Weana Gmiat – Wiener Gemüt

Ein Essay von ©Bernhard Morawetz.

Die Wiener Wirklichkeit hat es manchmal in sich. Der Wiener Charme sollte weniger als Kulturerbe gelten, denn als Faustpfand bei Abrüstungsverhandlungen. Als Flüssigsprengstoff im Parfumflacon, als Nebelwerfer des Absurden, als Superlativ des Ungesagten, als Quelle verbaler Blähungen.

Sie merken, wir befinden uns mit diesen Betrachtungen bereits dicht am Abgrund zur Wiener Seele und schaffen es nicht, einen Blick in die Tiefe zu vermeiden:

Von der Seele des Herrn Karl…
Der Wiener ist wie ein verletztes Kind. Man hat ihm seine Sandkiste mit all dem Spielzeug weggenommen.

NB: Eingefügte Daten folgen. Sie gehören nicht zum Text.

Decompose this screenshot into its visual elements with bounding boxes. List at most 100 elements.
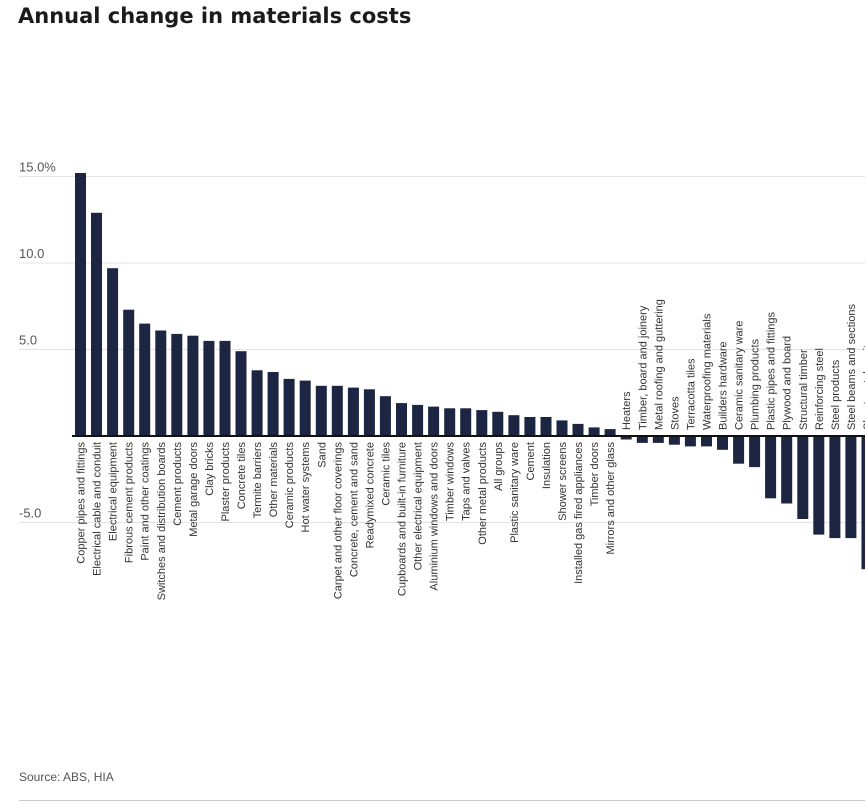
bar bbox=[668, 436, 680, 445]
y-tick-label: 15.0% bbox=[19, 160, 56, 175]
y-tick-label: 10.0 bbox=[19, 246, 44, 261]
bar bbox=[235, 351, 247, 436]
bar bbox=[861, 436, 865, 570]
bar bbox=[684, 436, 696, 447]
bar bbox=[540, 417, 552, 436]
bar bbox=[187, 335, 199, 436]
bar bbox=[315, 385, 327, 436]
bar bbox=[203, 340, 215, 437]
bar bbox=[267, 372, 279, 436]
category-label: Electrical cable and conduit bbox=[92, 442, 104, 576]
category-labels: Copper pipes and fittings Electrical cabl… bbox=[76, 299, 865, 600]
bar bbox=[155, 330, 167, 436]
source-note: Source: ABS, HIA bbox=[19, 770, 114, 784]
y-tick-label: -5.0 bbox=[19, 506, 41, 521]
bar bbox=[476, 410, 488, 437]
y-axis-ticks: 15.0% 10.0 5.0 -5.0 bbox=[19, 160, 56, 521]
bar bbox=[524, 417, 536, 436]
category-label: Concrete tiles bbox=[236, 442, 248, 510]
bar bbox=[444, 408, 456, 436]
category-label: Ceramic tiles bbox=[380, 442, 392, 506]
bar bbox=[604, 429, 616, 436]
category-label: Hot water systems bbox=[300, 442, 312, 533]
category-label: Plumbing products bbox=[750, 338, 762, 430]
category-label: Plastic pipes and fittings bbox=[766, 311, 778, 430]
bar bbox=[636, 436, 648, 443]
category-label: Structural timber bbox=[798, 349, 810, 430]
category-label: Shower screens bbox=[557, 442, 569, 521]
bar bbox=[733, 436, 745, 464]
bar bbox=[797, 436, 809, 519]
category-label: Stoves bbox=[669, 396, 681, 430]
bars bbox=[75, 173, 865, 570]
category-label: Insulation bbox=[541, 442, 553, 489]
bar bbox=[139, 323, 151, 437]
category-label: Sand bbox=[316, 442, 328, 468]
category-label: Termite barriers bbox=[252, 442, 264, 519]
category-label: Carpet and other floor coverings bbox=[332, 442, 344, 600]
category-label: Waterproofing materials bbox=[701, 313, 713, 430]
category-label: Concrete, cement and sand bbox=[348, 442, 360, 577]
category-label: Terracotta tiles bbox=[685, 358, 697, 430]
bar bbox=[460, 408, 472, 436]
category-label: Other materials bbox=[268, 442, 280, 518]
category-label: Plywood and board bbox=[782, 336, 794, 430]
bar bbox=[396, 403, 407, 436]
category-label: Paint and other coatings bbox=[140, 442, 152, 561]
bar bbox=[107, 268, 119, 436]
bar bbox=[845, 436, 857, 539]
bar bbox=[412, 404, 424, 436]
category-label: Cupboards and built-in furniture bbox=[397, 442, 409, 596]
bar bbox=[171, 333, 183, 436]
bar bbox=[620, 436, 632, 440]
category-label: Steel beams and sections bbox=[846, 304, 858, 430]
bar bbox=[572, 423, 584, 436]
category-label: Cement bbox=[525, 442, 537, 481]
category-label: Sheet metal sanitary ware bbox=[862, 303, 865, 430]
category-label: Builders hardware bbox=[718, 341, 730, 430]
bottom-divider bbox=[19, 800, 865, 801]
bar bbox=[299, 380, 311, 436]
bar bbox=[829, 436, 841, 539]
category-label: Plaster products bbox=[220, 442, 232, 522]
bar bbox=[91, 212, 102, 436]
bar bbox=[701, 436, 712, 447]
bar bbox=[652, 436, 664, 443]
bar bbox=[331, 385, 343, 436]
category-label: Ceramic products bbox=[284, 442, 296, 529]
bar bbox=[765, 436, 777, 499]
bar bbox=[588, 427, 600, 437]
bar bbox=[508, 415, 520, 436]
bar bbox=[219, 340, 231, 437]
category-label: Metal roofing and guttering bbox=[653, 299, 665, 430]
category-label: Cement products bbox=[172, 442, 184, 526]
category-label: All groups bbox=[493, 442, 505, 491]
bar bbox=[379, 396, 391, 436]
category-label: Timber windows bbox=[445, 442, 457, 522]
bar bbox=[75, 173, 86, 436]
category-label: Other electrical equipment bbox=[413, 442, 425, 570]
category-label: Other metal products bbox=[477, 442, 489, 545]
category-label: Timber doors bbox=[589, 442, 601, 507]
category-label: Installed gas fired appliances bbox=[573, 442, 585, 584]
category-label: Mirrors and other glass bbox=[605, 442, 617, 555]
chart-title: Annual change in materials costs bbox=[18, 4, 412, 28]
y-tick-label: 5.0 bbox=[19, 333, 37, 348]
category-label: Timber, board and joinery bbox=[637, 305, 649, 430]
bar bbox=[781, 436, 793, 504]
bar bbox=[283, 378, 295, 436]
category-label: Ceramic sanitary ware bbox=[734, 321, 746, 430]
category-label: Reinforcing steel bbox=[814, 348, 826, 430]
bar bbox=[123, 309, 135, 436]
bar bbox=[492, 411, 504, 436]
category-label: Plastic sanitary ware bbox=[509, 442, 521, 543]
category-label: Electrical equipment bbox=[108, 442, 120, 541]
bar bbox=[556, 420, 568, 436]
bar bbox=[347, 387, 359, 436]
category-label: Readymixed concrete bbox=[364, 442, 376, 548]
category-label: Taps and valves bbox=[461, 442, 473, 521]
bar bbox=[749, 436, 761, 468]
category-label: Heaters bbox=[621, 391, 633, 430]
category-label: Steel products bbox=[830, 359, 842, 430]
category-label: Clay bricks bbox=[204, 442, 216, 496]
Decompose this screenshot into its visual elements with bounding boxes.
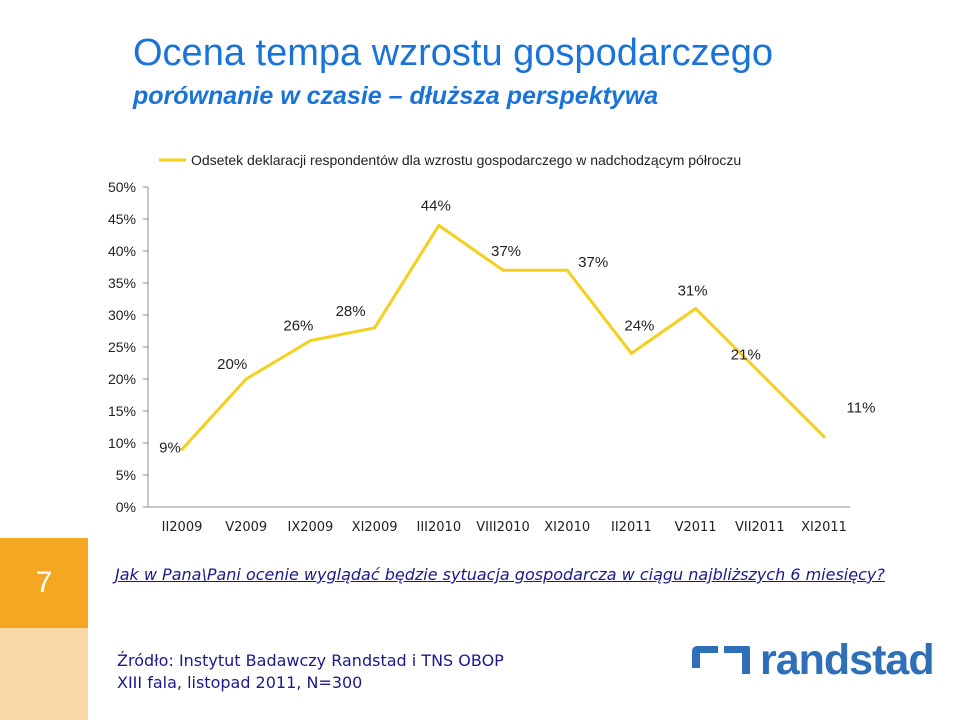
source-note: Źródło: Instytut Badawczy Randstad i TNS… [117, 650, 504, 694]
y-tick-label: 15% [108, 403, 136, 419]
y-tick-label: 20% [108, 371, 136, 387]
data-point [565, 268, 569, 272]
data-label: 37% [578, 254, 608, 271]
line-chart: 0% 5% 10% 15% 20% 25% 30% 35% 40% 45% 50% II2009 V20… [108, 152, 876, 535]
data-point [244, 377, 248, 381]
x-tick-label: II2009 [162, 520, 203, 535]
x-tick-label: VII2011 [735, 520, 785, 535]
accent-strip [0, 628, 88, 720]
randstad-logo-icon [692, 646, 750, 674]
y-tick-label: 40% [108, 243, 136, 259]
data-label: 9% [159, 439, 181, 456]
source-line-2: XIII fala, listopad 2011, N=300 [117, 673, 363, 692]
data-label: 37% [491, 243, 521, 260]
slide-number: 7 [0, 538, 88, 628]
data-point [308, 339, 312, 343]
x-tick-label: II2011 [611, 520, 652, 535]
y-tick-label: 45% [108, 211, 136, 227]
y-tick-label: 10% [108, 435, 136, 451]
legend-label: Odsetek deklaracji respondentów dla wzro… [191, 152, 741, 168]
source-line-1: Źródło: Instytut Badawczy Randstad i TNS… [117, 651, 504, 670]
data-point [437, 223, 441, 227]
slide-title: Ocena tempa wzrostu gospodarczego [133, 32, 774, 74]
data-point [758, 371, 762, 375]
data-point [501, 268, 505, 272]
data-point [629, 351, 633, 355]
x-tick-label: VIII2010 [476, 520, 529, 535]
x-tick-label: XI2011 [801, 520, 847, 535]
x-tick-label: XI2010 [544, 520, 590, 535]
y-tick-label: 5% [116, 467, 136, 483]
data-point [694, 307, 698, 311]
data-label: 20% [217, 356, 247, 373]
data-point [180, 447, 184, 451]
randstad-logo: randstad [690, 635, 935, 684]
survey-question: Jak w Pana\Pani ocenie wyglądać będzie s… [115, 565, 885, 584]
data-label: 26% [283, 318, 313, 335]
y-tick-label: 25% [108, 339, 136, 355]
x-tick-label: V2009 [225, 520, 267, 535]
randstad-logo-text: randstad [760, 635, 935, 684]
data-label: 24% [624, 317, 654, 334]
data-label: 44% [421, 197, 451, 214]
data-label: 28% [336, 303, 366, 320]
x-tick-label: III2010 [417, 520, 462, 535]
slide-subtitle: porównanie w czasie – dłuższa perspektyw… [133, 82, 659, 110]
data-point [822, 435, 826, 439]
data-label: 11% [847, 400, 876, 417]
y-tick-label: 35% [108, 275, 136, 291]
y-tick-label: 0% [116, 499, 136, 515]
y-tick-label: 30% [108, 307, 136, 323]
x-tick-label: IX2009 [287, 520, 333, 535]
x-tick-label: V2011 [675, 520, 717, 535]
x-tick-label: XI2009 [352, 520, 398, 535]
data-label: 31% [678, 283, 708, 300]
data-point [373, 326, 377, 330]
data-label: 21% [731, 347, 761, 364]
y-tick-label: 50% [108, 179, 136, 195]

Da war eine große Monarchie, die seinem Leben eine gewisse Würde und einigermaßen Respekt verlieh und seiner Seele ein hilfreiches Korsett war. Seither will er nicht als das wahrgenommen werden, was er ist, nämlich als Bewohner eines kleinen, normalen Landes. Wer einen zu großen Mantel trägt, der kann dennoch frieren und riskiert obendrein, permanent über sich selbst zu stolpern.

Kein Wunder, dass die vielen Überstunden in diesem selbstbezüglichen Minnedienst stark ermüden. Diesen Erschöpfungszuständen und weiteren Zumutungen des Lebens bloß per Mienenspiel ein Ventil zu schaffen, ist bereits menschenfreundlich genug. Eine gewisse Strenge – nicht gegen sich selbst – gibt einem halt Halt, dem Gewissen Einhalt. Wenn man weiss, wer Schuld trägt, kann man besser richten. Wenn man weiss, wer die Macht hat, kann man sich’s besser richten. Man ist dann Teil eines Ganzen, eines Größeren, ein ganzer Mann. Solange es nicht weh tut. Dann muss man alles offenlassen, sich teilen und neu anpassen. Das zumindest hat man aus der Geschichte gelernt.

Das Leben im Konjunktiv birgt eine große Freiheit ohne die Fesseln der Verantwortung. Es perpetuiert sozusagen die Kindheit. Dieser Verlockung zu erliegen, gilt in Wien als eine von der Evolution angelegte Überlebensstrategie. Die entschlossene Aussage „Ich würde meinen, dass…“ bringt diese Lebenshaltung knallhart auf den Punkt. Eine klare Meinung zu haben ist würdelos.

Zu Recht werden Sie einwenden, in Wien gäbe es doch nicht nur den Herrn Karl, diese selbstgerechte, opportunistische, literarische Figur. So ist es auch. Und bevor er ausstirbt, wollen wir ihm schnell noch weiter auflauern…

…zur Kultur der Unfreiheit
Es ist einen Versuch wert, sich der Mentalität des Wieners aber auch von einer anderen Seite zu nähern. Versuchen wir es doch einmal mit dem Begriff der Freiheit und des Romantischen. Ein Begleitumstand der deutschen Romantik war die nicht ausgelebte politische Freiheit. Die Revolution war ausgeblieben, das Individuum suchte seine Freiräume in einer subjektiven Innerlichkeit. „Der romantische Geist ist vielgestaltig, musikalisch, …., er liebt die Ferne der Zukunft und der Vergangenheit, …das Unbewußte, den Traum, den Wahnsinn, die Labyrinthe der Reflexion….“ (zitiert aus Rüdiger Safranski, Romantik, eine deutsche Affäre, München 2007).
Das Leben im Konjunktiv hat in Wien Tradition, Reden und Schwärmen ersetzen Handlungen. Auch in Wien kamen die Ideen der bürgerlichen Revolution nicht zum Zug. Zensur, Katholizismus und Spitzelwesen würgten den öffentlichen Diskurs ab, das freie Wort galt in einer höfischen Gesellschaft quasi als Stilbruch. Der Möglichkeitssinn füllte hingegen Bibliotheken. Die Verdrängung wurde zur Triebkraft entweder von Krankheiten oder von außergewöhnlichen kulturellen oder wissenschaftlichen Leistungen.

Von all diesen historisch gewachsenen Strukturen und Überlebensstrategien ist die Wiener Mentalität beeinflusst. In guten Zeiten wirkt diese Form der Gemütlichkeit schrullig oder pittoresk. Reden wir lieber nur von den guten Zeiten!